It is customary in the Netherlands for developers to pay land owners [in this case the municipality] when they start construction. Moreover, it is standard practice for developers not to start construction until a certain number of housing units are pre-sold. The original 2004 agreement contained a clause that SJB would start construction if 70% of the units were pre-sold. SJB intended to partly finance the project by pre-selling housing units. Because of delays in obtaining building permits and a slow-down in the housing market, SJB did not pre-sell enough units and, as a result, construction did not start. In 2010, the PPP decided to change the initial terms of the agreement and allow SJB to pay a smaller amount to the municipality. The Commission found that the change in the agreement and the lower amount constituted incompatible State aid. Under the 2004 agreement, the municipality appeared not to be liable for any market risk. Therefore, the Commission concluded that the municipality had no reason to accept a lower payment. The amount of aid that had to be recovered was estimated at EUR 6.9 million. The table below is from the Commission decision and shows how the Commission arrived at the amount of EUR 6.9 million.
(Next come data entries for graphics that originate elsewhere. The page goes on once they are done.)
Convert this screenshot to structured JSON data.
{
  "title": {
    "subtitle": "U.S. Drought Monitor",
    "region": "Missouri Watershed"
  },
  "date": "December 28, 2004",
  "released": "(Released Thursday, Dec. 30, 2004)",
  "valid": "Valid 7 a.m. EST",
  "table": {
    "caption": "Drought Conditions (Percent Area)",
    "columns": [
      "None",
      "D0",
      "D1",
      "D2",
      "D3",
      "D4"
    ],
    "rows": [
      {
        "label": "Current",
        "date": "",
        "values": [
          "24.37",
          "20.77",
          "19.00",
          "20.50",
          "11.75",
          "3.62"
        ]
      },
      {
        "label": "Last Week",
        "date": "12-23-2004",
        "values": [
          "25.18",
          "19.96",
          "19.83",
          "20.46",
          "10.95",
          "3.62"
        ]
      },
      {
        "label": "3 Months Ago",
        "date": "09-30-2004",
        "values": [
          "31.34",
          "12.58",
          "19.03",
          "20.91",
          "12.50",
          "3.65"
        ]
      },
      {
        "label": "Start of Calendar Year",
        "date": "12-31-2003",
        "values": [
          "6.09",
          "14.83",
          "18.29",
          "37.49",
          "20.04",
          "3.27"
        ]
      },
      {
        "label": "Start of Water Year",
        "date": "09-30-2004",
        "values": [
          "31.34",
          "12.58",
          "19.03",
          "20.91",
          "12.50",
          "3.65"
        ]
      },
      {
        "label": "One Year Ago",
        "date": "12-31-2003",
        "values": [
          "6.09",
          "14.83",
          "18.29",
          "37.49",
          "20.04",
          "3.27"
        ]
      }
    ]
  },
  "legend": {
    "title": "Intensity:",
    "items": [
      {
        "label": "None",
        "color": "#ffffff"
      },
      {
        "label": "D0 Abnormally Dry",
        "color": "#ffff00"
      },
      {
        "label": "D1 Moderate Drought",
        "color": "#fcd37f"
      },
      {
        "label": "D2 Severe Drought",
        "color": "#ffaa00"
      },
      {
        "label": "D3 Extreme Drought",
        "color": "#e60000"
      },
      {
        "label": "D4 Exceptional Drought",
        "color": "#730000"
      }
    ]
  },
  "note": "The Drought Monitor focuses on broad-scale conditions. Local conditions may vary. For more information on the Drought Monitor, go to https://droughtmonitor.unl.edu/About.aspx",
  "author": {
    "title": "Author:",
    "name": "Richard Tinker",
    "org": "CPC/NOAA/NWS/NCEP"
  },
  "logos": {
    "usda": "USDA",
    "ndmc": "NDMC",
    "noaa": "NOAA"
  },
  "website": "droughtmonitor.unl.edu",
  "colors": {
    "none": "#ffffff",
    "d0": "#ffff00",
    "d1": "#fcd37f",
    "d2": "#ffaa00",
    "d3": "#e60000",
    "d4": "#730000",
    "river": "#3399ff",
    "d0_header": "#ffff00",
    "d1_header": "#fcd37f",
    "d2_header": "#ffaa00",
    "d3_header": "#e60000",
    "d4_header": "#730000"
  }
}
The municipality claimed that it had acted as a private investor and that SJB bore an equal reduction in revenue. In other words, the issue at hand was whether the 2010 agreement was MEIP conform.
Transfer of state resources
The General Court examined, first, whether the agreement of 2010 resulted in a transfer of state resources. The Commission claimed in its decision that since the municipality owned 50% of the PPP, no decision of the PPP could have been taken without its consent.
The Court first recalled three fundamental issues concerning transfer of state resources which were elaborated in the judgment of the Court of Justice in case C-399/10 P, Bouygues Telecom v Commission. First, there must be a reduction in the state budget or an increase in the liabilities or risks that burden that budget. Second, there must be a close link between the impact [i.e. the reduction of assets or increase in liabilities] on the state budget and the advantage that is conferred to an undertaking. Third, it is not necessary that the impact on the state budget is equivalent to the advantage that is conferred [paragraphs 70-71]. [It should be added that a fourth element that was included in the judgment of the Court of Justice in Bouygues v Commission was that several seemingly distinct measures can be subsumed to a single measure if they serve the same purpose and are chronologically close to each other.]
On the basis of the above principles and because the decision of the PPP could be attributed to the municipality, the General Court agreed with the Commission that the agreement of 2010 resulted in a transfer of state resources.
Existence of advantage and MEIP
After some preliminary observations, the General Court explained that in the case of sale of public land, the amount of aid is the difference between the market price of the land and the price at which it is actually sold. [Paragraph 77]
Then the Court found that the Commission made a serious mistake. It took the value of land in 2004 to be EUR 7.2 million on the basis of a valuation by an independent expert. However, in the Court’s view, the Dutch authorities did not accept that valuation as corresponding to the market price of the land [paragraph 81]. The Commission responded by pointing out that the exact market price was not relevant. What was relevant was the agreed price in the 2004 agreement. No private investor would accept a lower price six years later when it had secured a higher price through a contract [paragraph 83]. For this reason the Court had to examine whether a private investor in similar circumstances would have accepted such a change in the contract.
The General Court faulted again the Commission for not taking into account all the relevant facts at the time the 2010 agreement was signed. The Commission appeared to have ignored that SJB refused to proceed to the construction phase because it had invoked a number of escape clauses in the 2004 agreement concerning in particular delays in building permits. The Commission also appeared to neglect that the municipality had limited options because the building site was of little interest to other developers. [Paragraphs 98-108]
With respect to the latter point, the Commission counter-argued that a private investor would not be concerned about leaving a deserted area in the centre of town. If the municipality cared about the condition of its town centre it would act instead as a public authority. [Paragraph 109]
Although the General Court did not reject the argument concerning the interference of potential public policy objectives, it noted that the Commission did not try to examine whether the municipality would have an interest akin to that of a private investor in ensuring the speedy completion of the project so that it would expedite receipt of payment [paragraph 114]. In addition, the municipality would want to start receiving income as soon as possible from fees it could charge to owners of both commercial and residential space [paragraph 125].
For all of the above reasons, the General Court annulled the contested Commission decision.
It is worth summarising the reasoning of the General Court in faulting the Commission. The Court did not find that the municipality had acted like a private investor. It only concluded that the Commission failed to take into account all the relevant factors which could have influenced the decision of a private investor. These factors were:
i) the contractual escape clauses that were invoked by SJB,
ii) the limited options of the municipality to re-tender the project or find alternative uses for the land and
iii) the desire of the municipality to expedite the potential payments it could receive from completion of the project.
In other words, contractual constraints are a cost that an investor could legitimately pay to avoid. Bringing forward income streams is a benefit that an investor could legitimately pay to realise.